One of the most dramatic types of positive photos we get on investigations are mist photos. These photos show various shapes of a fog or smoke-like substance hanging in the air. When these photos are taken, this mist is not usually visible to the photographer. While these mist photos are rarer than orb photos but they also seem appear primarily in areas where spirit activity is being reported.

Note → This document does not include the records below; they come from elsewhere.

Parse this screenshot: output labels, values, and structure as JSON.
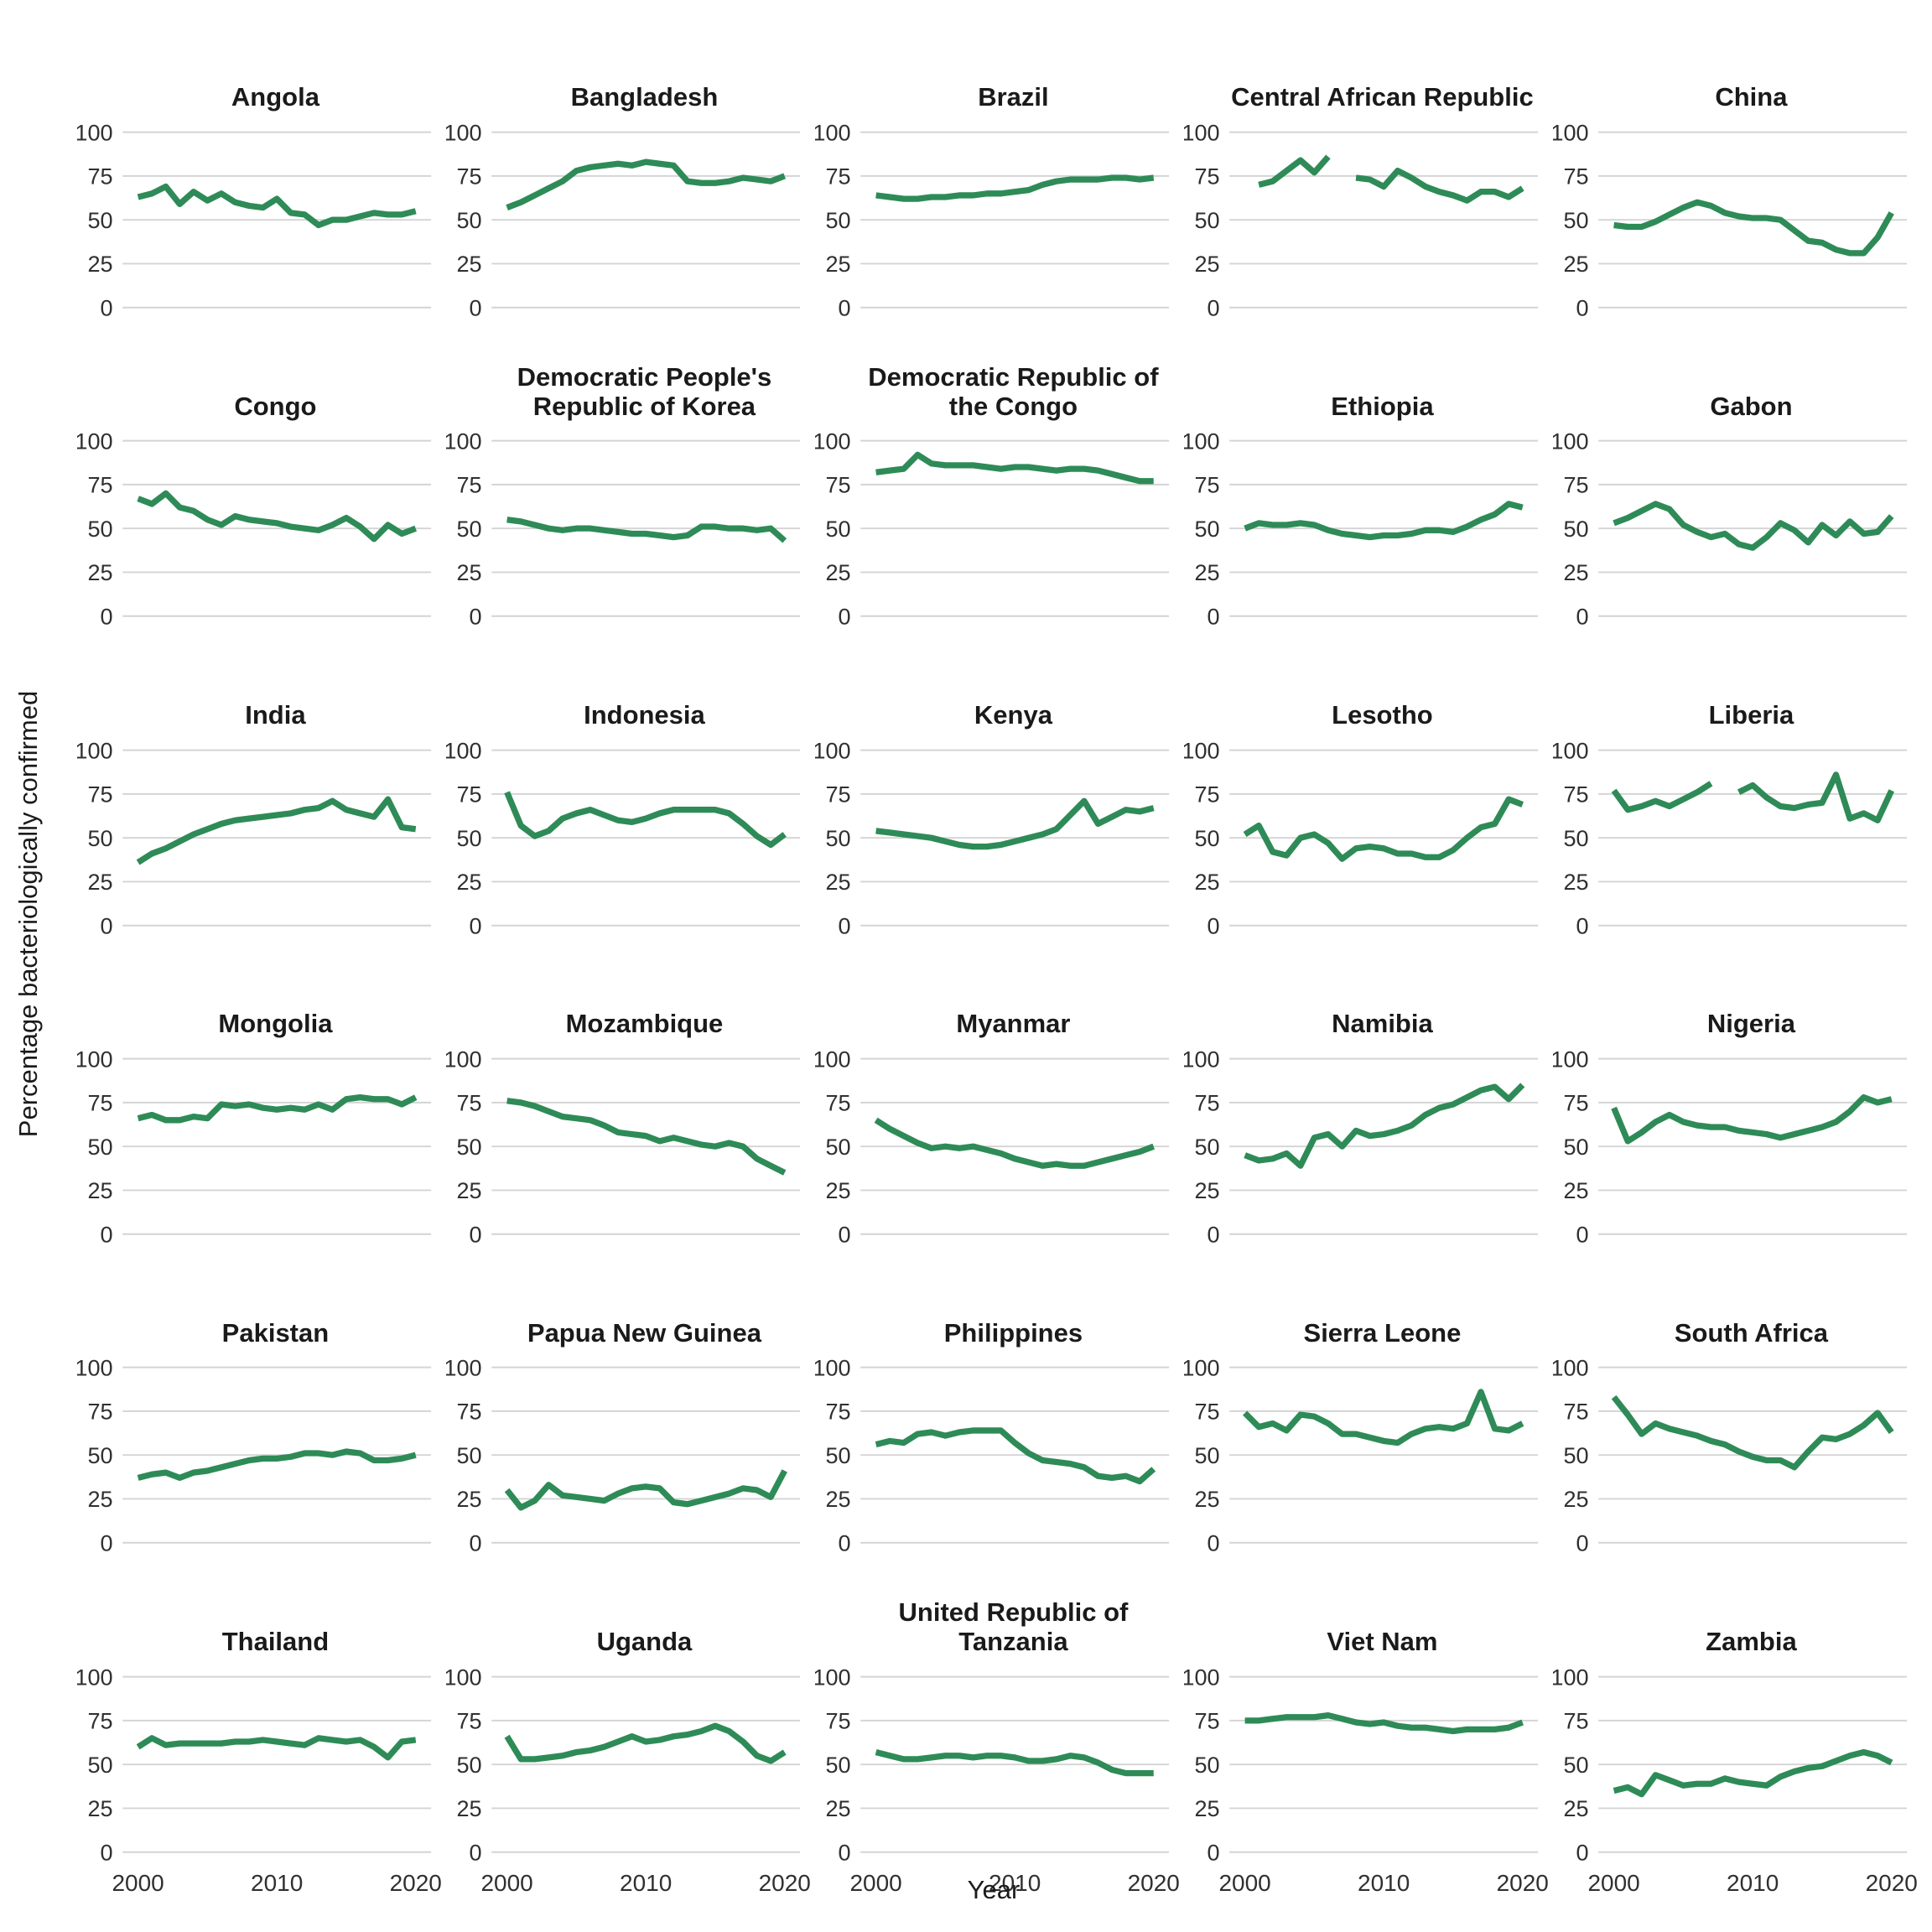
{
  "chart_data": {
    "type": "line",
    "title": "",
    "xlabel": "Year",
    "ylabel": "Percentage bacteriologically confirmed",
    "x_ticks": [
      2000,
      2010,
      2020
    ],
    "y_ticks": [
      0,
      25,
      50,
      75,
      100
    ],
    "ylim": [
      0,
      100
    ],
    "xlim": [
      2000,
      2020
    ],
    "grid": "horizontal-only",
    "legend": "none",
    "line_color": "#2e8b57",
    "grid_color": "#d4d4d4",
    "tick_color": "#303030",
    "years": [
      2000,
      2001,
      2002,
      2003,
      2004,
      2005,
      2006,
      2007,
      2008,
      2009,
      2010,
      2011,
      2012,
      2013,
      2014,
      2015,
      2016,
      2017,
      2018,
      2019,
      2020
    ],
    "series": [
      {
        "name": "Angola",
        "values": [
          63,
          65,
          69,
          59,
          66,
          61,
          65,
          60,
          58,
          57,
          62,
          54,
          53,
          47,
          50,
          50,
          52,
          54,
          53,
          53,
          55
        ]
      },
      {
        "name": "Bangladesh",
        "values": [
          57,
          60,
          64,
          68,
          72,
          78,
          80,
          81,
          82,
          81,
          83,
          82,
          81,
          72,
          71,
          71,
          72,
          74,
          73,
          72,
          75
        ]
      },
      {
        "name": "Brazil",
        "values": [
          64,
          63,
          62,
          62,
          63,
          63,
          64,
          64,
          65,
          65,
          66,
          67,
          70,
          72,
          73,
          73,
          73,
          74,
          74,
          73,
          74
        ]
      },
      {
        "name": "Central African Republic",
        "values": [
          null,
          70,
          72,
          78,
          84,
          77,
          86,
          null,
          74,
          73,
          69,
          78,
          74,
          69,
          66,
          64,
          61,
          66,
          66,
          63,
          68
        ]
      },
      {
        "name": "China",
        "values": [
          47,
          46,
          46,
          49,
          53,
          57,
          60,
          58,
          54,
          52,
          51,
          51,
          50,
          44,
          38,
          37,
          33,
          31,
          31,
          40,
          54
        ]
      },
      {
        "name": "Congo",
        "values": [
          67,
          64,
          70,
          62,
          60,
          55,
          52,
          57,
          55,
          54,
          53,
          51,
          50,
          49,
          52,
          56,
          51,
          44,
          52,
          47,
          50
        ]
      },
      {
        "name": "Democratic People's Republic of Korea",
        "values": [
          55,
          54,
          52,
          50,
          49,
          50,
          50,
          49,
          48,
          47,
          47,
          46,
          45,
          46,
          51,
          51,
          50,
          50,
          49,
          50,
          43
        ]
      },
      {
        "name": "Democratic Republic of the Congo",
        "values": [
          82,
          83,
          84,
          92,
          87,
          86,
          86,
          86,
          85,
          84,
          85,
          85,
          84,
          83,
          84,
          84,
          83,
          81,
          79,
          77,
          77
        ]
      },
      {
        "name": "Ethiopia",
        "values": [
          50,
          53,
          52,
          52,
          53,
          52,
          49,
          47,
          46,
          45,
          46,
          46,
          47,
          49,
          49,
          48,
          51,
          55,
          58,
          64,
          62
        ]
      },
      {
        "name": "Gabon",
        "values": [
          53,
          56,
          60,
          64,
          61,
          52,
          48,
          45,
          47,
          41,
          39,
          45,
          53,
          49,
          42,
          52,
          46,
          54,
          47,
          48,
          57
        ]
      },
      {
        "name": "India",
        "values": [
          36,
          41,
          44,
          48,
          52,
          55,
          58,
          60,
          61,
          62,
          63,
          64,
          66,
          67,
          71,
          66,
          64,
          62,
          72,
          56,
          55
        ]
      },
      {
        "name": "Indonesia",
        "values": [
          76,
          57,
          51,
          54,
          61,
          64,
          66,
          63,
          60,
          59,
          61,
          64,
          66,
          66,
          66,
          66,
          64,
          58,
          51,
          46,
          52
        ]
      },
      {
        "name": "Kenya",
        "values": [
          54,
          53,
          52,
          51,
          50,
          48,
          46,
          45,
          45,
          46,
          48,
          50,
          52,
          55,
          63,
          71,
          58,
          62,
          66,
          65,
          67
        ]
      },
      {
        "name": "Lesotho",
        "values": [
          52,
          57,
          42,
          40,
          50,
          52,
          47,
          38,
          44,
          45,
          44,
          41,
          41,
          39,
          39,
          43,
          50,
          56,
          58,
          72,
          69
        ]
      },
      {
        "name": "Liberia",
        "values": [
          77,
          66,
          68,
          71,
          68,
          72,
          76,
          81,
          null,
          76,
          80,
          73,
          68,
          67,
          69,
          70,
          86,
          61,
          64,
          60,
          77
        ]
      },
      {
        "name": "Mongolia",
        "values": [
          66,
          68,
          65,
          65,
          67,
          66,
          74,
          73,
          74,
          72,
          71,
          72,
          71,
          74,
          71,
          77,
          78,
          77,
          77,
          74,
          78
        ]
      },
      {
        "name": "Mozambique",
        "values": [
          76,
          75,
          73,
          70,
          67,
          66,
          65,
          62,
          58,
          57,
          56,
          53,
          55,
          53,
          51,
          50,
          52,
          50,
          43,
          39,
          35
        ]
      },
      {
        "name": "Myanmar",
        "values": [
          65,
          60,
          56,
          52,
          49,
          50,
          49,
          50,
          48,
          46,
          43,
          41,
          39,
          40,
          39,
          39,
          41,
          43,
          45,
          47,
          50
        ]
      },
      {
        "name": "Namibia",
        "values": [
          45,
          42,
          43,
          46,
          39,
          55,
          57,
          50,
          59,
          56,
          57,
          59,
          62,
          68,
          72,
          74,
          78,
          82,
          84,
          77,
          85
        ]
      },
      {
        "name": "Nigeria",
        "values": [
          72,
          53,
          58,
          64,
          68,
          64,
          62,
          61,
          61,
          59,
          58,
          57,
          55,
          57,
          59,
          61,
          64,
          70,
          78,
          75,
          77
        ]
      },
      {
        "name": "Pakistan",
        "values": [
          37,
          39,
          40,
          37,
          40,
          41,
          43,
          45,
          47,
          48,
          48,
          49,
          51,
          51,
          50,
          52,
          51,
          47,
          47,
          48,
          50
        ]
      },
      {
        "name": "Papua New Guinea",
        "values": [
          30,
          20,
          24,
          33,
          27,
          26,
          25,
          24,
          28,
          31,
          32,
          31,
          23,
          22,
          24,
          26,
          28,
          31,
          30,
          26,
          41
        ]
      },
      {
        "name": "Philippines",
        "values": [
          56,
          58,
          57,
          62,
          63,
          61,
          63,
          64,
          64,
          64,
          57,
          51,
          47,
          46,
          45,
          43,
          38,
          37,
          38,
          35,
          42
        ]
      },
      {
        "name": "Sierra Leone",
        "values": [
          74,
          66,
          68,
          64,
          73,
          72,
          68,
          62,
          62,
          60,
          58,
          57,
          62,
          65,
          66,
          65,
          68,
          86,
          65,
          64,
          68
        ]
      },
      {
        "name": "South Africa",
        "values": [
          83,
          73,
          62,
          68,
          65,
          63,
          61,
          58,
          56,
          52,
          49,
          47,
          47,
          43,
          52,
          60,
          59,
          62,
          67,
          74,
          63
        ]
      },
      {
        "name": "Thailand",
        "values": [
          60,
          65,
          61,
          62,
          62,
          62,
          62,
          63,
          63,
          64,
          63,
          62,
          61,
          65,
          64,
          63,
          64,
          60,
          54,
          63,
          64
        ]
      },
      {
        "name": "Uganda",
        "values": [
          66,
          53,
          53,
          54,
          55,
          57,
          58,
          60,
          63,
          66,
          63,
          64,
          66,
          67,
          69,
          72,
          69,
          63,
          55,
          52,
          57
        ]
      },
      {
        "name": "United Republic of Tanzania",
        "values": [
          57,
          55,
          53,
          53,
          54,
          55,
          55,
          54,
          55,
          55,
          54,
          52,
          52,
          53,
          55,
          54,
          51,
          47,
          45,
          45,
          45
        ]
      },
      {
        "name": "Viet Nam",
        "values": [
          75,
          75,
          76,
          77,
          77,
          77,
          78,
          76,
          74,
          73,
          74,
          72,
          71,
          71,
          70,
          69,
          70,
          70,
          70,
          71,
          74
        ]
      },
      {
        "name": "Zambia",
        "values": [
          35,
          37,
          33,
          44,
          41,
          38,
          39,
          39,
          42,
          40,
          39,
          38,
          43,
          46,
          48,
          49,
          52,
          55,
          57,
          55,
          51
        ]
      }
    ]
  }
}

The skeptics and debunkers have a field day with the mist photo. They say it is everything from cigarette smoke to the photographers breath on a cold night. I would like to take this opportunity to address the most common explanations and also give you tips so that you can make sure your photos are good quality evidence. First off, the mist photos are not cigarette smoke. If you are an investigator, you should never smoke anywhere near an investigation site. This is simply common sense. In an indoor investigation, make sure all sources of smoke such as candles and fireplaces are out prior to you taking any photos. Over the past there years I have been keeping track of times of year, temperature, humidity and other variables to see if I could find a connection to ectoplasm mist to any natural explanation. After reviewing this data, it is plain to see that there is no natural explanation for these mist photos. In simple terms, 60% of the mist photos obtained were taken in the colder months of November through March, the other 40% were obtained in all of the warmer months including July and August. The percentages are the same for the temperature range I divided them into, above 60 degrees (40%) and below 60 degrees (60%). This shows that 40% of the mist photos taken were obtained in temperatures where the photographers breath could not have caused the mist in the photo. When tracking the humidity, I was looking to see it higher humidity was causing the mists because of the higher percentage of moisture in the air. My research showed that mist photos were obtained in all ranges of humidity and were actually more concentrated in the mid to lower ranges than in the higher ranges which leads me to conclude that moisture in the air is not the cause of mist photo either. Remember, good researchers do not take photos in the rain, snow and fog.
It is a good practice to log in the weather data each time you conduct any research so you can look back at your results to see how they compare with mine and other researchers. You should first rule out the natural before you look for supernatural explanations. There are numerous theories on what ectoplasm mist photos are but by ruling out what it is not, we can get one step closer to finding out.